Our supreme achievement was going back into the school late at night (we were both in Student Council and had keys to everything) and putting a very dead fish in the huge main study hall ventilator. Classes had to be suspended for one full day while janitors cleaned out the mess. For weeks afterward the rooms near main study hall had the faint reek of rotten fish. Everyone was in our debt for getting them out of class and no one told.

However, we came upon a little piece of information
that expanded our power beyond the student body to the administration. I became aware of how government really functions.

Saturday night, Connie, Carolyn, and I made a pact that we wouldn’t go out with our boyfriends but that we’d go to the movies and get drunk. It took courage for Carolyn to come to that decision, but finally she did with her irrefragable logic which ran that she’d do better to get drunk with the girls and find out how she could handle herself than to do it on a date and risk losing her virginity.

The movie was down at the Gateway so we went to the 7:30 show and sat in the front row. It was a blah movie and Connie wrecked it beyond repair by inserting her own dialogue at appropriate points, such as when Paul Newman meets his boss’s wife in the library: “Hello Mrs. So and So, so nice to meet you. Let’s fuck.” There was one scene in which the wife of a wrinkle zips into Paul Newman’s bedroom to try to get him to do it. Connie was having spasms over Newman’s bod and I was having spasms over the lady. Connie kept nudging me, “What a bod. What a bod.”

I answered, “Yeah, so long and slender and smooth.”

“What are you talking about?”

“Huh?”

“Paul Newman’s body is not long and slender and smooth, fool.”

“Oh.”

Paul Newman turned the lady down and it depressed me no end as I was dying to see him
take off her slip.

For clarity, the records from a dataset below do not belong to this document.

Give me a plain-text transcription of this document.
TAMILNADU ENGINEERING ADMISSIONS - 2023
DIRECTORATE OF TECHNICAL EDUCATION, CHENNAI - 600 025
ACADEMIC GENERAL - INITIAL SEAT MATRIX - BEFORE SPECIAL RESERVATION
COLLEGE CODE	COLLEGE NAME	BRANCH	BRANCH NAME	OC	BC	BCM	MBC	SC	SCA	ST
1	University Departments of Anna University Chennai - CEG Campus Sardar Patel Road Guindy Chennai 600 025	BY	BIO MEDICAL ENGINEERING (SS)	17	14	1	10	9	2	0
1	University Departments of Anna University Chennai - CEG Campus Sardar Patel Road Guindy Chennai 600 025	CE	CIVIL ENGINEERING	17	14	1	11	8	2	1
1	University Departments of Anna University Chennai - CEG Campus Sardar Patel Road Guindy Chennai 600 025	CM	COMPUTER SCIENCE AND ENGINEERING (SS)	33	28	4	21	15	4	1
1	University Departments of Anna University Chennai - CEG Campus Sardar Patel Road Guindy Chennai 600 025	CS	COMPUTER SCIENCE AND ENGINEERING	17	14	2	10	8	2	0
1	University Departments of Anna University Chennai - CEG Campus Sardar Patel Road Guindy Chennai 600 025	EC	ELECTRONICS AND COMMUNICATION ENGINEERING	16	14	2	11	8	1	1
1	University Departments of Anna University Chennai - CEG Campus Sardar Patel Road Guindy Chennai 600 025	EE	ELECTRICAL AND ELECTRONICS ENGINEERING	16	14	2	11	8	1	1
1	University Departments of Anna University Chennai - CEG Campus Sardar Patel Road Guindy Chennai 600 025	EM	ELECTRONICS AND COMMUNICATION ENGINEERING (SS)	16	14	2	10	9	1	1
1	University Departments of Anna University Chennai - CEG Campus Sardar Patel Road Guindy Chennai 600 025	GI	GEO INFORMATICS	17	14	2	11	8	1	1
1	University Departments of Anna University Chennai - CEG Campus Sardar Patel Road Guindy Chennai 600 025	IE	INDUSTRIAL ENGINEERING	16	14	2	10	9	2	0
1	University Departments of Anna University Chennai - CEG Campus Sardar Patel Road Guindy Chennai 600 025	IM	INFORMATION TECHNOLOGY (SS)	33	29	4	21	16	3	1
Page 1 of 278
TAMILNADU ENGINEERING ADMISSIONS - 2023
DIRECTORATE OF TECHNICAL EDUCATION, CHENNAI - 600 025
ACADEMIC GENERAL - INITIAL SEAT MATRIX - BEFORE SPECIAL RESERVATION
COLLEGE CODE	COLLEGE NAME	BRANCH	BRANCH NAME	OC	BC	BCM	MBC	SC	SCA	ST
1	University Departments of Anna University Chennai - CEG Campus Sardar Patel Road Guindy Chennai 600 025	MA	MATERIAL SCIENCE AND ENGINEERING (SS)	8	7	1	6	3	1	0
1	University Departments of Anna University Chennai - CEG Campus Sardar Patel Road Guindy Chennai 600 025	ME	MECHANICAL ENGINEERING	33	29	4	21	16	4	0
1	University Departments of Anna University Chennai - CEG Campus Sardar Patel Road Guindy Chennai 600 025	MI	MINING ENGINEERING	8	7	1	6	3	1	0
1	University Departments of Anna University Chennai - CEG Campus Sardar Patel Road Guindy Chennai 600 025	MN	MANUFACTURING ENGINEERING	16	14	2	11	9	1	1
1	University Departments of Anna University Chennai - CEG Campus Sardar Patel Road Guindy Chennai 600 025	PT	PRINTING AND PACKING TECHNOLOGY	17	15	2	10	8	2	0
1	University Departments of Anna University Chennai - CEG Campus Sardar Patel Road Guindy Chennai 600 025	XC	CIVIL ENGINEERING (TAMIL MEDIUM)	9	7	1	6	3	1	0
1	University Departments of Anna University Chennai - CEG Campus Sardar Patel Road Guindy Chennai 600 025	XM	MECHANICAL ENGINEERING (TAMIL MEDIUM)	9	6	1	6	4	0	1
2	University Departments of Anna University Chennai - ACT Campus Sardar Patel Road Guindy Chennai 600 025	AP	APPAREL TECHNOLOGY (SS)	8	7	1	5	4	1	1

I then noticed that Carolyn Simpson slightly resembled the lady in the black slip; they were both tall at any rate. Carolyn took on new stature in my eyes and I started getting that warning signal in my stomach. I had been so busy at school I didn’t think about things like that. Godammit, I have to go to this ridiculous movie and my stomach goes into a knot. I’ll never be able to look at a black slip again. I was heavy into this vein of thought when the movie at long last ended and we were on our way to Jade Beach.

Jade Beach was an unpatrolled piece of sand between Pompano and Lauderdale-by-the-Sea. It was a well-known do-it place and we picked our way over the bodies to a spot behind a dune. Connie produced a bottle of vodka stolen from her father’s bar. We passed it around in mock communion.

Carolyn coughed, “It burns. Why didn’t you warn me?”

“You’ll get used to it,” Connie volunteered.

“Here, gimme that. You know my father finishes off a bottle of this stuff every two days? He drinks it because you can’t smell it. His stomach must be rotted to hell by now.”

“How come your old man drinks so much, Connie?” Carolyn asked, the spirit of innocence.

“Obviously because he’s miserable, dolt. Why else do people drink? He and the old lady fight all the time and I think they’re both fucking around. They need the alcohol to lubricate their genitals. You know, they’ve been dried up by middie
age, low horizons, and conformity, blah, blah, blah. That’s why my old man drinks.”

“Connie, don’t say such things about your parents,” Caroylyn scolded.

“Truth is truth,” Connie affirmed.

“Ditto,” I belched.

“Do your parents drink and fight, Molly?” Carolyn pressed on.

“Mine? No they’re dead and too dumb to fall over.” Connie roared and Carolyn tried not to.

“This sounds like Youth Wants to Know.’ You started this, Carolyn, so fess up about your kin,” I said.

“Mother remarried last year so they’re still in love. And you know what?”